韶儿便又眨了眨眼睛,一本正经道:“父皇不让说。”

原来是苏恒。

我是不惮以最坏的恶意来揣度他的用心的。

其实当年就算没有怀着婉清,我也不可能下毒手除掉刘碧君肚子里的孩子。一来,我的背后还有沈家与河北旧臣,就算已失去昔日的权势和兵威,然而到底还有功劳和旧情;二来,我是苏恒的糟糠之妻,贵为皇后,我的儿子也已是太子,实在犯不着去为难一个不成形的胎儿;三来……这种有损阴德的事,我不屑去做──那些对孕妇和婴儿下毒手的女人,根本就配为人、为母。

然而有些人却大概只能趁着我怀了身孕,无暇他顾时,才敢暗渡陈仓,弄个儿子出来。

我心中不由厌恶。

却不想扰了韶儿的兴致,便只抬手揉了揉他的头发,道:“韶儿会有小妹妹的。”

哄睡了韶儿,便去后殿泡汤解乏。

热气蒸燎,水雾弥漫中,意识渐渐昏沉起来,差一点便在池子里睡过去。还好红叶一把拽住我的胳膊,将我晃醒过来。

她吓得够呛,我身上却没觉出什么不适,便安抚道:“不碍事,只是有些困乏,睡一觉就好了。”

红叶便为我擦去水渍,套上浴衣,有些犹豫的道:“这两天胃口也比往常差些。别是……又有了吧?”

我笑道:“哪有这么容易,你又不是不知道,我本来就比别人难些。”

红叶道:“只是略难些,又不是不能。何况,这两年寒症不是没再犯过?还是让太医来瞧瞧。”

我心里有数,然而目下还不是该宣扬出去的时候,便只说:“也才一旬出头,哪里就能看出有没有?过两天再说吧。”

红叶便点了点头。

她适才要拉我出来,衣袍上便也沾了水。殿里水汽重,浴衣略有些潮湿,染了烛火的光芒,清透又熨帖。她给我系绦带的时候,我不由就想起刘碧君半湿了衣衫的模样。
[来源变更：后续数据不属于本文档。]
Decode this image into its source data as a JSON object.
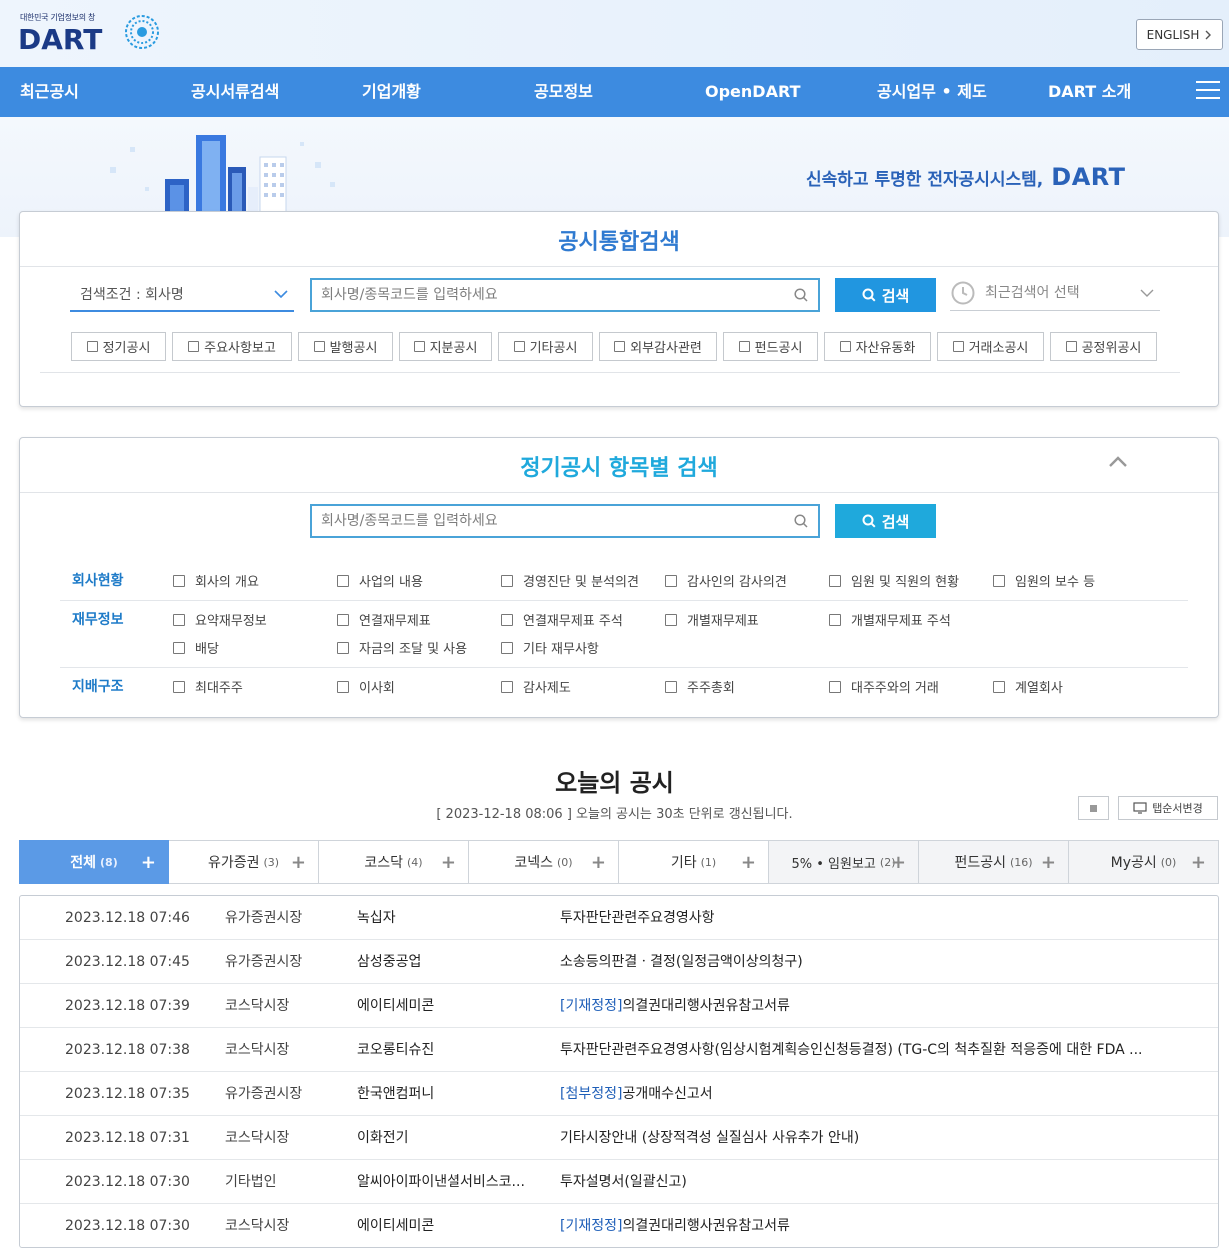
{
  "header": {
    "logo_subtitle": "대한민국 기업정보의 창",
    "logo_text": "DART",
    "lang_button": "ENGLISH"
  },
  "nav": {
    "items": [
      "최근공시",
      "공시서류검색",
      "기업개황",
      "공모정보",
      "OpenDART",
      "공시업무 • 제도",
      "DART 소개"
    ]
  },
  "banner": {
    "slogan": "신속하고 투명한 전자공시시스템,",
    "brand": "DART"
  },
  "integrated_search": {
    "title": "공시통합검색",
    "condition": "검색조건 : 회사명",
    "placeholder": "회사명/종목코드를 입력하세요",
    "search_button": "검색",
    "recent_label": "최근검색어 선택",
    "filters": [
      "정기공시",
      "주요사항보고",
      "발행공시",
      "지분공시",
      "기타공시",
      "외부감사관련",
      "펀드공시",
      "자산유동화",
      "거래소공시",
      "공정위공시"
    ]
  },
  "periodic_search": {
    "title": "정기공시 항목별 검색",
    "placeholder": "회사명/종목코드를 입력하세요",
    "search_button": "검색",
    "categories": [
      {
        "label": "회사현황",
        "options": [
          "회사의 개요",
          "사업의 내용",
          "경영진단 및 분석의견",
          "감사인의 감사의견",
          "임원 및 직원의 현황",
          "임원의 보수 등"
        ]
      },
      {
        "label": "재무정보",
        "options": [
          "요약재무정보",
          "연결재무제표",
          "연결재무제표 주석",
          "개별재무제표",
          "개별재무제표 주석",
          "배당",
          "자금의 조달 및 사용",
          "기타 재무사항"
        ]
      },
      {
        "label": "지배구조",
        "options": [
          "최대주주",
          "이사회",
          "감사제도",
          "주주총회",
          "대주주와의 거래",
          "계열회사"
        ]
      }
    ]
  },
  "today": {
    "title": "오늘의 공시",
    "updated": "2023-12-18 08:06",
    "notice": "오늘의 공시는 30초 단위로 갱신됩니다.",
    "tab_order_button": "탭순서변경",
    "tabs": [
      {
        "label": "전체",
        "count": "(8)"
      },
      {
        "label": "유가증권",
        "count": "(3)"
      },
      {
        "label": "코스닥",
        "count": "(4)"
      },
      {
        "label": "코넥스",
        "count": "(0)"
      },
      {
        "label": "기타",
        "count": "(1)"
      },
      {
        "label": "5% • 임원보고",
        "count": "(2)"
      },
      {
        "label": "펀드공시",
        "count": "(16)"
      },
      {
        "label": "My공시",
        "count": "(0)"
      }
    ],
    "rows": [
      {
        "time": "2023.12.18 07:46",
        "market": "유가증권시장",
        "company": "녹십자",
        "tag": "",
        "report": "투자판단관련주요경영사항"
      },
      {
        "time": "2023.12.18 07:45",
        "market": "유가증권시장",
        "company": "삼성중공업",
        "tag": "",
        "report": "소송등의판결ㆍ결정(일정금액이상의청구)"
      },
      {
        "time": "2023.12.18 07:39",
        "market": "코스닥시장",
        "company": "에이티세미콘",
        "tag": "[기재정정]",
        "report": "의결권대리행사권유참고서류"
      },
      {
        "time": "2023.12.18 07:38",
        "market": "코스닥시장",
        "company": "코오롱티슈진",
        "tag": "",
        "report": "투자판단관련주요경영사항(임상시험계획승인신청등결정) (TG-C의 척추질환 적응증에 대한 FDA ..."
      },
      {
        "time": "2023.12.18 07:35",
        "market": "유가증권시장",
        "company": "한국앤컴퍼니",
        "tag": "[첨부정정]",
        "report": "공개매수신고서"
      },
      {
        "time": "2023.12.18 07:31",
        "market": "코스닥시장",
        "company": "이화전기",
        "tag": "",
        "report": "기타시장안내 (상장적격성 실질심사 사유추가 안내)"
      },
      {
        "time": "2023.12.18 07:30",
        "market": "기타법인",
        "company": "알씨아이파이낸셜서비스코...",
        "tag": "",
        "report": "투자설명서(일괄신고)"
      },
      {
        "time": "2023.12.18 07:30",
        "market": "코스닥시장",
        "company": "에이티세미콘",
        "tag": "[기재정정]",
        "report": "의결권대리행사권유참고서류"
      }
    ]
  },
  "colors": {
    "nav_bg": "#3d8be0",
    "brand": "#1b3a86",
    "accent": "#2a62b8",
    "search_btn": "#2196e0",
    "periodic_title": "#1fa9dc"
  }
}
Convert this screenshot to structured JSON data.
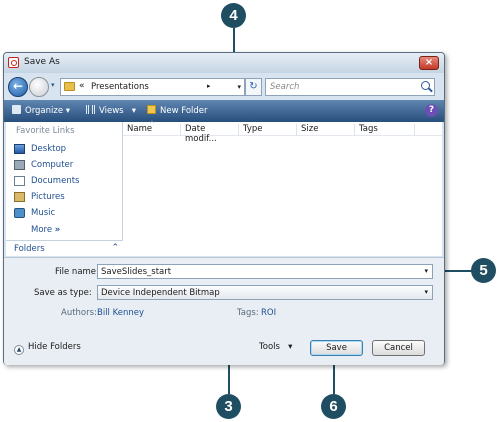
{
  "window": {
    "title": "Save As",
    "close_glyph": "×"
  },
  "address": {
    "sep": "«",
    "path": "Presentations",
    "crumb_arrow": "▸",
    "refresh_glyph": "↻",
    "search_placeholder": "Search"
  },
  "toolbar": {
    "organize": "Organize",
    "views": "Views",
    "new_folder": "New Folder",
    "dropdown_glyph": "▾",
    "help_glyph": "?"
  },
  "nav": {
    "heading": "Favorite Links",
    "items": [
      {
        "label": "Desktop",
        "icon": "desktop-icon"
      },
      {
        "label": "Computer",
        "icon": "computer-icon"
      },
      {
        "label": "Documents",
        "icon": "documents-icon"
      },
      {
        "label": "Pictures",
        "icon": "pictures-icon"
      },
      {
        "label": "Music",
        "icon": "music-icon"
      }
    ],
    "more": "More",
    "more_glyph": "»",
    "folders": "Folders",
    "folders_chevron": "⌃"
  },
  "filelist": {
    "columns": [
      "Name",
      "Date modif...",
      "Type",
      "Size",
      "Tags"
    ],
    "sort_glyph": "^"
  },
  "form": {
    "filename_label": "File name:",
    "filename_value": "SaveSlides_start",
    "savetype_label": "Save as type:",
    "savetype_value": "Device Independent Bitmap",
    "authors_label": "Authors:",
    "authors_value": "Bill Kenney",
    "tags_label": "Tags:",
    "tags_value": "ROI",
    "hide_folders": "Hide Folders",
    "hide_glyph": "▲",
    "tools": "Tools",
    "save": "Save",
    "cancel": "Cancel"
  },
  "callouts": [
    "4",
    "5",
    "3",
    "6"
  ],
  "colors": {
    "callout": "#1f4e63",
    "toolbar": "#3a6594",
    "link": "#1f4f8f"
  }
}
为了将她送上儿子的床,好当面给我难堪,太后还真是什么事都做得出来。我将话点破时,刘碧君窘迫得几乎要找条地缝钻进去,太后却还是一味坚持,大约心里对她的怜惜也是有限的。

不过,竟然连这么不入流的法子都肯用,想必连太后都不知道刘碧君是苏恒的心上人。

真是白白浪费了苏恒一片心。

才稍稍耽误了一会儿,发梢落水便带了些凉意,浸染上衣袍。